Peter Turi: Mein Medienjahr 2015.

 
Oder: Warum 2015 die Homepage stirbt und Portale schon Leichengeruch verbreiten. Und was das alles mit Ikea zu tun hat.

 

Pax 300Angefangen hat die ganze Scheiße und das Ende meiner Homepage mit Pax, dem Kleiderschrank von Ikea. Zwei davon hab ich im Mai 2014 in der Studentenbude meiner Tochter in München aufgebaut. Getrieben von männlicher Selbstüberschätzung und den Worten “Akku-Schrauber ist was für Mädchen”. Nicht ahnend, dass die Schrauberei mir einen entzündeten Schultermuskel und drei Wochen schmerzhaft schlaflose Nächte bringen würde. Und sieben Wochen Zwangspause in der Klinik wegen Schlaflosigkeit und “Arbeitssucht”.

 

Die sieben Wochen Auszeit haben mir Zeit gegeben, über unser Business nachzudenken. Über das, was an Homepages so nervt. Und über das, was wir den Lesern servieren sollten. In einem Notizbuch aus Papier habe ich notiert, was turi2.de “spätestens 2015” sein soll (Auszüge):
 
Notizen 300– etwas ganz anderes als der Newsletter heute2
– eine lebendige, link- und diskutierfreudige Seite
– prägnant und kurz, gerne bissig
– ein fairer Verteiler von Links
– extrem kollegial zu den verlinkten Medien
– eine Plattform für Medienaustausch
– Suchtstoff für Newsjunkies
– eine chronologische Seite, auf der immer was passiert
– eine Seite mit intelligenten Werbeformen
– gut vermarktet
– mit den besten Bildern (ohne Photoshop)

 

Die Auszeit hat mir Abstand vom Tagesgeschäft verschafft. Ich habe die Zeit genutzt, um festzuhalten, was mich an Homepages und Portalen so stört – und was turi2.de auf keinen Fall sein will:

 

– eine “Homepage” oder ein “Portal” mit dem Anspruch, das Eintrittstor zur Medienwelt zu sein
– eine vollgestopfte Startseite voller Marktgeschrei und sich vordrängender Werbung
– ein Schaufenster, in dem die Nachrichtenware von gestern dargeboten wird
– eine Seite, die Inhalte reproduziert und die Quelle nicht oder nur unauffällig verlinkt
– eine Seite, die normale Social-Media-Gespräche als “Shitstorm” oder “peinlich” verkauft
– eine Seite mit großformatigen, ladezeitintensiven, aber letztlich banalen Fotos
– ein Versender von “Blitz-” oder “Eil”-Meldungen, die um halb zehn verkünden, was nachts passiert ist
– eine Seite, die stinknormale Tipps oder Quotennews mit der Zeile “das müssen Sie wissen” verkauft
 
Die Zeiten, da irgendein Internet-Nutzer ein Verlagsangebot als Startseite genutzt hat, sind vorbei.

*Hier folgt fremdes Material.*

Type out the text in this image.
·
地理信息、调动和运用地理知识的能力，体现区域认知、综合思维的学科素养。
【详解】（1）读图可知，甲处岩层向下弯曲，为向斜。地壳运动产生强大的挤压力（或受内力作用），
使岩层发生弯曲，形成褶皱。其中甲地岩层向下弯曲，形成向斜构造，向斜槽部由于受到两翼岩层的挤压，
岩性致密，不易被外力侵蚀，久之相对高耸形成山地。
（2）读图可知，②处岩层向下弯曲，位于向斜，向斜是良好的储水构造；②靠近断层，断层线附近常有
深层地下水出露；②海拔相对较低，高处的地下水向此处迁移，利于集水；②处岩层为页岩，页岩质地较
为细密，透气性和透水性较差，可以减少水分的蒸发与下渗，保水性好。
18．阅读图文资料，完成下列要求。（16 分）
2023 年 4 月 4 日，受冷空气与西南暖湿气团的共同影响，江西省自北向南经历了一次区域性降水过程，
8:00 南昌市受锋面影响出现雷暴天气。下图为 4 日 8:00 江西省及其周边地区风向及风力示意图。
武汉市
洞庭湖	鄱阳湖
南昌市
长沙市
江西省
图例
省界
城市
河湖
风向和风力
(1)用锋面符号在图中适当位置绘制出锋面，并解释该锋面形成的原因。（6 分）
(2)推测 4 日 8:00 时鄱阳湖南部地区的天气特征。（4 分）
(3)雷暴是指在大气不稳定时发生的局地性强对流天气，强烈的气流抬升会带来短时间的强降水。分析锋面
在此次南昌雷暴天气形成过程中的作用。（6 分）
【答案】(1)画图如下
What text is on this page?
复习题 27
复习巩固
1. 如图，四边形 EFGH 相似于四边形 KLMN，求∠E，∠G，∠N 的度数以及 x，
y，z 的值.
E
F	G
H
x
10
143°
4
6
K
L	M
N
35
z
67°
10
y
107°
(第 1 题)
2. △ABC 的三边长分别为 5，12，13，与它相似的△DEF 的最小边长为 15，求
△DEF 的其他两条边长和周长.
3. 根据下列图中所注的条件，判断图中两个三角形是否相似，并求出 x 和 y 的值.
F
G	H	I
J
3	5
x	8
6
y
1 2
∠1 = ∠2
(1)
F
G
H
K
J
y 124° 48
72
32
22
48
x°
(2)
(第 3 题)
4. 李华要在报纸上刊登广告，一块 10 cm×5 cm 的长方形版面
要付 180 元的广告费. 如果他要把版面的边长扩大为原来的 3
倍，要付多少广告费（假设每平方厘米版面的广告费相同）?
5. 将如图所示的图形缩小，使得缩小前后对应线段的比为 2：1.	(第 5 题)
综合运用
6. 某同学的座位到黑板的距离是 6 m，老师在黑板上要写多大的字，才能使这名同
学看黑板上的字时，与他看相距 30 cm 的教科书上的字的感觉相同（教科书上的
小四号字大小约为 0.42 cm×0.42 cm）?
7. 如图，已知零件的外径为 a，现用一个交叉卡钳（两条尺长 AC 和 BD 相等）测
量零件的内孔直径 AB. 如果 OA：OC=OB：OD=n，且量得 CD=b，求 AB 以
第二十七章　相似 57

Das Fenster in die Medienwelt ist heute der Startbildschirm des Smartphones – und da kommen Twitter- und Facebook-News, WhatsApp-Nachrichten und Mails weit vor dem Besuch irgend einer Website.

 

Das Leben für Nachrichtenjunkies ist also ein langer, ruhiger – manchmal auch unruhiger – Fluß. Ein Stream. Für Medienmacher ein Newsstream.

 
Genau das wollen wir bieten: einen unaufgeregten Strom von Nachrichten und Meinungen, die für Medienmacher relevant sind. Eine Plattform, die prägnant präsentiert und prominent verlinkt, was Sie interessieren könnte. Stellen Sie sich turi2.de deshalb eher als kuratiertes Branchen-Twittern vor denn als “Homepage” oder gar “Portal”.

 

Es ist kein Zufall, dass zwei Medienseiten, die auf das überkommene Portal-Konzept setzen, 2013/2014 verkauft wurden und in die roten Zahlen rutschten. Es sind Vorboten eines Wandels.

 

2015 wird das Jahr, in dem die Homepage stirbt und Portale schon Leichengeruch verbreiten. Weil niemand eine Homepage oder ein Portal braucht, das mit Geschrei auf sich aufmerksman machen will. Weil es einzig darauf ankommt, originäre Infos und einen nützlichen Service in den großen Strom des Wissens einzuspeisen.